There are many reasons to work for greater gender equality, but this is not one of them. Surveys of women’s fertility desires show that women in rich countries uniformly have fewer children than they say they desire: If we lived in a society where women had perfect control of their own reproduction, fertility would be higher, not lower. But rich countries are precisely the ones with the most gender equality—so there is no reason to think that gender equality is associated with more women achieving their fertility goals.
A similar confusion afflicts the authors’ vision for how to fight population decline. The authors (correctly) write that “immigrants may soon be hard to come by. Fertility is declining everywhere, even in the poorest countries. And incomes are rising in nations that once were very poor, decreasing the incentive to leave.” The implication? Migrant-receiving countries will be less able in the future to depend on immigration for population growth.
Of course, there are plenty of immigrants today to prop up growth, and the authors sensibly suggest the U.S. should adopt a Canadian-style merit-based system—letting in more people, but with selective standards. But then the authors go on to worry that, by giving in to “nativist, anti-immigrant sentiments,” the United States of America “will throw away the very tool that has been the secret to its greatness.”

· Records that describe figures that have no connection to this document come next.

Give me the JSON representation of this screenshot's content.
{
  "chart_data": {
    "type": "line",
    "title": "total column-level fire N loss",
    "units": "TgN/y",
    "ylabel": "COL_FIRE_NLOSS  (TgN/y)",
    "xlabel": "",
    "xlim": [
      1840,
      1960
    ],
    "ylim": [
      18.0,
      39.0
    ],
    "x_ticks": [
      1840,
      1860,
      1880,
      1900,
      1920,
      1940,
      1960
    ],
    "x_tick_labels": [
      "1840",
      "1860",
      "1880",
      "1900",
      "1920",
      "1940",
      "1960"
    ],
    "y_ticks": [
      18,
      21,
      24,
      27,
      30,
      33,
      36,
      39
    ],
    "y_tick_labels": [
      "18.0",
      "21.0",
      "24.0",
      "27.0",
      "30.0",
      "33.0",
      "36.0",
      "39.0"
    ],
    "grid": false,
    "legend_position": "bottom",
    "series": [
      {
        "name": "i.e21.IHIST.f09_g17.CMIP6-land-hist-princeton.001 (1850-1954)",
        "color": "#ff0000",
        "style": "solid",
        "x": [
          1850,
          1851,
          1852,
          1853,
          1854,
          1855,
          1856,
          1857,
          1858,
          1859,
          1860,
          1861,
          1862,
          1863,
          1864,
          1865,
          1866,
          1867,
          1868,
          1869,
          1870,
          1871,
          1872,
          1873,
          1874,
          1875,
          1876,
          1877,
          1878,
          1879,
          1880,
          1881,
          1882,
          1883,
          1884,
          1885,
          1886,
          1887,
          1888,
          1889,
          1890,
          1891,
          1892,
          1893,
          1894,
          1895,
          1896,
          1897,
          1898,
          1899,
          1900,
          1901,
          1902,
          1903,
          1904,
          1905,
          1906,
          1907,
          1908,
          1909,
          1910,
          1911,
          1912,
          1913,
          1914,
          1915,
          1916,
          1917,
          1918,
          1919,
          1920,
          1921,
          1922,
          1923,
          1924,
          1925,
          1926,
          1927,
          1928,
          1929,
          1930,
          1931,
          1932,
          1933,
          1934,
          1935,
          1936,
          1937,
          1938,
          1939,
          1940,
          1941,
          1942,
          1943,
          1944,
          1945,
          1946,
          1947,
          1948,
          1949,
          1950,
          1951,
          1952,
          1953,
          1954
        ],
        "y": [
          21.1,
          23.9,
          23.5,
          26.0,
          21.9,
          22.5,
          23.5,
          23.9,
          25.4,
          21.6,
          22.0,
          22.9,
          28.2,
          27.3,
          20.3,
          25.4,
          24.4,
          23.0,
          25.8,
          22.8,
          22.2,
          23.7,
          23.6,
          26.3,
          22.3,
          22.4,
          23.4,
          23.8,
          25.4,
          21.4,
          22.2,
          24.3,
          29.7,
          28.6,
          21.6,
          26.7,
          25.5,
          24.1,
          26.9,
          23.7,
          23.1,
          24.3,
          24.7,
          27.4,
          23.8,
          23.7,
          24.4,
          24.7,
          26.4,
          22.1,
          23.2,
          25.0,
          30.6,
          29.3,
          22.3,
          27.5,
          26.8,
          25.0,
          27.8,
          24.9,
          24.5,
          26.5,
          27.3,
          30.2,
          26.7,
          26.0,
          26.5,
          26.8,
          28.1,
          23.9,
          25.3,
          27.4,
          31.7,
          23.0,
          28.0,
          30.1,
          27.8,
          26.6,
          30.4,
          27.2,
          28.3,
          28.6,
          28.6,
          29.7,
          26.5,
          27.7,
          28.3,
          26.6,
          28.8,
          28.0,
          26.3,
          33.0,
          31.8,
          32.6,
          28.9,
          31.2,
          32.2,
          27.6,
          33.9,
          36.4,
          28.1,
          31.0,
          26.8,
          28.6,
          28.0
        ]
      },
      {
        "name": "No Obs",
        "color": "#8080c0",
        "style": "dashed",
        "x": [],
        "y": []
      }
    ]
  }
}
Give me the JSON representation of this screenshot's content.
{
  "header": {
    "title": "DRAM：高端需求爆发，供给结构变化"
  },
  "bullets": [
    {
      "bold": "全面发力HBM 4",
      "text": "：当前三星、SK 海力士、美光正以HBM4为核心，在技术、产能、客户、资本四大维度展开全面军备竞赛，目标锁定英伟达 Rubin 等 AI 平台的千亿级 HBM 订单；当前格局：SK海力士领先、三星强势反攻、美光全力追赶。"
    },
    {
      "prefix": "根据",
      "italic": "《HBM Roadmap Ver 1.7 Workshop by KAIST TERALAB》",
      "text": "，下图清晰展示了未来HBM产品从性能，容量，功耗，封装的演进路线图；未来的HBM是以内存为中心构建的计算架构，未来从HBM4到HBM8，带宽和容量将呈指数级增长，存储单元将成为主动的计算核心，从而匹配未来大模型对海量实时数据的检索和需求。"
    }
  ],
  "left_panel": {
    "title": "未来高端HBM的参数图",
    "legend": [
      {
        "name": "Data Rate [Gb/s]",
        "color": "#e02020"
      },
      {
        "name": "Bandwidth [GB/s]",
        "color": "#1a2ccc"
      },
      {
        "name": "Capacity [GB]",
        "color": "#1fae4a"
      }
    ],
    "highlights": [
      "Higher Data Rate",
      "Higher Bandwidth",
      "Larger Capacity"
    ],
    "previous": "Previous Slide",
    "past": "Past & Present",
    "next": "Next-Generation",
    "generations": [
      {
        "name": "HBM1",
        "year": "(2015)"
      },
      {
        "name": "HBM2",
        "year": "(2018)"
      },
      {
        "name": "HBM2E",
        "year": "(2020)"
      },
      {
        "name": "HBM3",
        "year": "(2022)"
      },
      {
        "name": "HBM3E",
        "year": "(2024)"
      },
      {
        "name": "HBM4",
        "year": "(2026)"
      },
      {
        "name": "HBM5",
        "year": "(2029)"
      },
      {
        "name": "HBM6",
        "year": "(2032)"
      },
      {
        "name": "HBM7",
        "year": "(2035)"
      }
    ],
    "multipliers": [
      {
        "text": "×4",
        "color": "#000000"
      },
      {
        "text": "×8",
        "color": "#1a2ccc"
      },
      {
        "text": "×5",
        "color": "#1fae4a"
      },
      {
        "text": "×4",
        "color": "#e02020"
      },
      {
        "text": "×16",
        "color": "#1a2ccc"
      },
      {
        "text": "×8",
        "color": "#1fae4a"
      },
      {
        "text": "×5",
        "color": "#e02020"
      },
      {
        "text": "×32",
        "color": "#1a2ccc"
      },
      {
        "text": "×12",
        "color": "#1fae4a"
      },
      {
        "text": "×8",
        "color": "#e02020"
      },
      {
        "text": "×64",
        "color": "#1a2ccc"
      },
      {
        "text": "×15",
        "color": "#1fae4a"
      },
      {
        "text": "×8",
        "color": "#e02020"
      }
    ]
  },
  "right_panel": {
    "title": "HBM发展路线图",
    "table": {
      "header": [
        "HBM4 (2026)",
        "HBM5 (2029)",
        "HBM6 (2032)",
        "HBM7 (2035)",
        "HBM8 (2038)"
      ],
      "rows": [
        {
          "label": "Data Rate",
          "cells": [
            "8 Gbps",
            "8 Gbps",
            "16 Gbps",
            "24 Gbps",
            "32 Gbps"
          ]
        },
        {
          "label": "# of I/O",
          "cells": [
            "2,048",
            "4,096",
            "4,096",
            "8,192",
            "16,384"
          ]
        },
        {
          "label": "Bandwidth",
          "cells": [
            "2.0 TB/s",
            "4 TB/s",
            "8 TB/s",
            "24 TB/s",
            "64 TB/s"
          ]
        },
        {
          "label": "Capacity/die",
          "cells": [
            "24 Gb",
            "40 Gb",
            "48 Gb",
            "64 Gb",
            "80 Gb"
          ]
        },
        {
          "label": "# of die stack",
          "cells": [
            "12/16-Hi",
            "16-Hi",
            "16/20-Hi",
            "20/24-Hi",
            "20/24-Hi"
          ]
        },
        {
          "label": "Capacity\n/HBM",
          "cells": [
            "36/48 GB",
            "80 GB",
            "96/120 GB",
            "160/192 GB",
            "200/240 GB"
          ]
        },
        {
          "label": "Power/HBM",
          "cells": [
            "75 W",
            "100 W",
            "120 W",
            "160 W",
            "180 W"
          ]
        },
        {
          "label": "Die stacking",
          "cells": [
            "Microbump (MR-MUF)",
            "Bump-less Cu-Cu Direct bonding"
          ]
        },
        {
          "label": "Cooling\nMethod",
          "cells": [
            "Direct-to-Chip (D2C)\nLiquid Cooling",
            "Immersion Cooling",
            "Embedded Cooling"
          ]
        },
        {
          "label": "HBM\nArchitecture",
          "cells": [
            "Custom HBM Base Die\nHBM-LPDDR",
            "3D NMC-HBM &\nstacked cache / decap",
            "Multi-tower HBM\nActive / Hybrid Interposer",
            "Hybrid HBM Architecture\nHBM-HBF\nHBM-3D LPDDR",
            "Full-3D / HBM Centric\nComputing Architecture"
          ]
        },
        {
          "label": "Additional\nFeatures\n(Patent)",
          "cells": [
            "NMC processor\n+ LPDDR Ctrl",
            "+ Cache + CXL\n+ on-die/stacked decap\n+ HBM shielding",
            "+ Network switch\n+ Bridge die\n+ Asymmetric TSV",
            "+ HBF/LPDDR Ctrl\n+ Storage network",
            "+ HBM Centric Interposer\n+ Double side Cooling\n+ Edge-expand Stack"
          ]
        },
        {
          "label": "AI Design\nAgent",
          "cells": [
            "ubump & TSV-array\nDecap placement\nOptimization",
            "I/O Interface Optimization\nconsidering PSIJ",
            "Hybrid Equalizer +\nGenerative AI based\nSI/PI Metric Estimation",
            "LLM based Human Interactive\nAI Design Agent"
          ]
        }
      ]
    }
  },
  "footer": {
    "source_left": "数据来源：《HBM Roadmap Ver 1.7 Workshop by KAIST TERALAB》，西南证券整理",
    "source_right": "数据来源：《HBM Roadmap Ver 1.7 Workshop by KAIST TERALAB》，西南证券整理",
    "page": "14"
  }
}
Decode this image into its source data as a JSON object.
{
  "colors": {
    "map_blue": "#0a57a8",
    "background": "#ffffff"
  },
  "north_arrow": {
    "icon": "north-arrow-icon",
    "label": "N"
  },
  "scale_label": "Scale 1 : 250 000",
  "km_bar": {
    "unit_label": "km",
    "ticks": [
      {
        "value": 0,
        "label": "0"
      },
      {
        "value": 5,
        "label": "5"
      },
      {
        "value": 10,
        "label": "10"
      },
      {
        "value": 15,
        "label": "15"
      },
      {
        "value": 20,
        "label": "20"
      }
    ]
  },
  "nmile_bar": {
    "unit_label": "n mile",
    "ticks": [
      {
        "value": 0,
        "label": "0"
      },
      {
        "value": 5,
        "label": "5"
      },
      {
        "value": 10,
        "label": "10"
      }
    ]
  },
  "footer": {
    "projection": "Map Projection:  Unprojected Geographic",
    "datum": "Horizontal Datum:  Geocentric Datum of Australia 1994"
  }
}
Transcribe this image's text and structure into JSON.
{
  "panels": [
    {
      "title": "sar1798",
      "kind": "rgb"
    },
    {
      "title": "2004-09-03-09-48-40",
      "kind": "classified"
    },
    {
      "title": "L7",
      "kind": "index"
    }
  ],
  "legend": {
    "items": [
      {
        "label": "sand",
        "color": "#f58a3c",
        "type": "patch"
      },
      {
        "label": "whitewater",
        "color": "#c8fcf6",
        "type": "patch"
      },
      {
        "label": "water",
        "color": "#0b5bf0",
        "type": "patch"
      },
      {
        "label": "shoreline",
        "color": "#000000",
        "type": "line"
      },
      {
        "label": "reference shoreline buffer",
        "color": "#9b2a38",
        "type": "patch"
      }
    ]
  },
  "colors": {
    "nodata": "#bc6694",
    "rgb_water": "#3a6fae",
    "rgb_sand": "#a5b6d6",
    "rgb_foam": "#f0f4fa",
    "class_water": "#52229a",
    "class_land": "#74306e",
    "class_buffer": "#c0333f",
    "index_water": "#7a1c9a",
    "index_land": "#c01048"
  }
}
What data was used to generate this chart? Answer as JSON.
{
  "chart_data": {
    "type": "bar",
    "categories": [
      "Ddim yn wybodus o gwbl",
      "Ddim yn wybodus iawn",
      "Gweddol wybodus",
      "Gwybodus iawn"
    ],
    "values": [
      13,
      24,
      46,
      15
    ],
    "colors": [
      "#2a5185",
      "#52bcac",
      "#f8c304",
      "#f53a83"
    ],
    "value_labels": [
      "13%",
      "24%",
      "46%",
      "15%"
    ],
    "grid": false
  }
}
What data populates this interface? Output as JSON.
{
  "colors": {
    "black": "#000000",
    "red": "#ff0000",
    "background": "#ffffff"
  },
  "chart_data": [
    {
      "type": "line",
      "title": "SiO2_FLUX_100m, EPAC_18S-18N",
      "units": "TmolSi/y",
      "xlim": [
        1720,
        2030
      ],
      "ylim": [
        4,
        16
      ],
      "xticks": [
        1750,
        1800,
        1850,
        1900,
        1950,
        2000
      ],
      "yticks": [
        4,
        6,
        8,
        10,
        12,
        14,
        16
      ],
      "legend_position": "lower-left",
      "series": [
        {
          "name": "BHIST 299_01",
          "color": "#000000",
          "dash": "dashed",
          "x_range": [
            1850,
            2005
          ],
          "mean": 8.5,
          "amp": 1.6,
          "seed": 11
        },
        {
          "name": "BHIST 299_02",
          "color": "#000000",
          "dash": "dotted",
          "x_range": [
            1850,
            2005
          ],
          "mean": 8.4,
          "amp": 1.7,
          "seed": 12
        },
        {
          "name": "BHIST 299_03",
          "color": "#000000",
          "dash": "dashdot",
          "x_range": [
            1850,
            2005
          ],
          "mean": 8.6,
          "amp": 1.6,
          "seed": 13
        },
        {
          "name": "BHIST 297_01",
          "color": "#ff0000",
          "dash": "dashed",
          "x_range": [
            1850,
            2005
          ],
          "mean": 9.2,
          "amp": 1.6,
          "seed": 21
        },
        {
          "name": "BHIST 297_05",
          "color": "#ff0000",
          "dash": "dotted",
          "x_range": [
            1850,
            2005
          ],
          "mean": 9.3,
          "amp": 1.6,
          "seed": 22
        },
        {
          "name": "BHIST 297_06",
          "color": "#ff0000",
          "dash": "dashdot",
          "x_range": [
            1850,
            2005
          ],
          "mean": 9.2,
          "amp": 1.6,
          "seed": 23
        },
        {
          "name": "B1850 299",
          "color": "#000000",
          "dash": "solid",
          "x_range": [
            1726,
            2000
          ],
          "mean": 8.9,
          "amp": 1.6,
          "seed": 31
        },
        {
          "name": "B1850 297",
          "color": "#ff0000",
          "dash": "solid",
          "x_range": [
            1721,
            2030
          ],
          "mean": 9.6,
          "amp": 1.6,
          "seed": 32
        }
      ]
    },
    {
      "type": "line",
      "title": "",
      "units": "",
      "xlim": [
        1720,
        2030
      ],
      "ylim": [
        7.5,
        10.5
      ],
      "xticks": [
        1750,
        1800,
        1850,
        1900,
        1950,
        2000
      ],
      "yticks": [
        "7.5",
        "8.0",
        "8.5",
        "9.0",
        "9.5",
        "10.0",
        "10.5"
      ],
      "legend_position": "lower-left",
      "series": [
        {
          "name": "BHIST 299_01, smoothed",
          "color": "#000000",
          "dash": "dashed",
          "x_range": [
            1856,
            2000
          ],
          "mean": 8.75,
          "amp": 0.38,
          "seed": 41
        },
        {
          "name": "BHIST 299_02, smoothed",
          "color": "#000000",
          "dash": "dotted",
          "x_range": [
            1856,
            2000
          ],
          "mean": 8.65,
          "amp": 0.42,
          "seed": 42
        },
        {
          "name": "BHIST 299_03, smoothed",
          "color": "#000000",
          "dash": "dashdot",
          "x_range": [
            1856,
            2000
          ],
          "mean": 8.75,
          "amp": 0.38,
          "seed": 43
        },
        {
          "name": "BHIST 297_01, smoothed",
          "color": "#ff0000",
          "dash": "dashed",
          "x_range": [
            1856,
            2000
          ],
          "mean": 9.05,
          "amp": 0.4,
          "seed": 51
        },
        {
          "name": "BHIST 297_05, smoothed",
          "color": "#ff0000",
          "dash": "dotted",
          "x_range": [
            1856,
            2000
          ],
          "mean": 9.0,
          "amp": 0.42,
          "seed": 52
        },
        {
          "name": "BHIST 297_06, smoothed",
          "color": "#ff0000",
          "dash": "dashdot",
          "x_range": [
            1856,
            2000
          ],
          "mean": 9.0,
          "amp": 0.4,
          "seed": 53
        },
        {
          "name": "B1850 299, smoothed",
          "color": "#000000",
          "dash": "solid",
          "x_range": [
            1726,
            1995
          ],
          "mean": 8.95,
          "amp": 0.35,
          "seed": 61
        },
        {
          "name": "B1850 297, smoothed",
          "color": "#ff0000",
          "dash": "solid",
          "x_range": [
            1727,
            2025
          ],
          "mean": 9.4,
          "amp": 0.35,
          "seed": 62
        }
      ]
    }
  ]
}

And while immigration policy certainly will play a role in the country’s adaptations to population decline, the authors overestimate its importance. How can it be that immigration is likely to decline no matter what, but that the only policy lever worth commenting on is immigration? “Empty Planet” would have benefited from more pages devoted to the possibilities of pro-natal policymaking. If we admit more immigrants but have no fertility increase, our demographic bubble-bursting will only be postponed. And when the bubble does pop, population decline will be even steeper. The long-run population future for a large country like the United States will always, as a matter of arithmetic, rest on the fertility of its residents.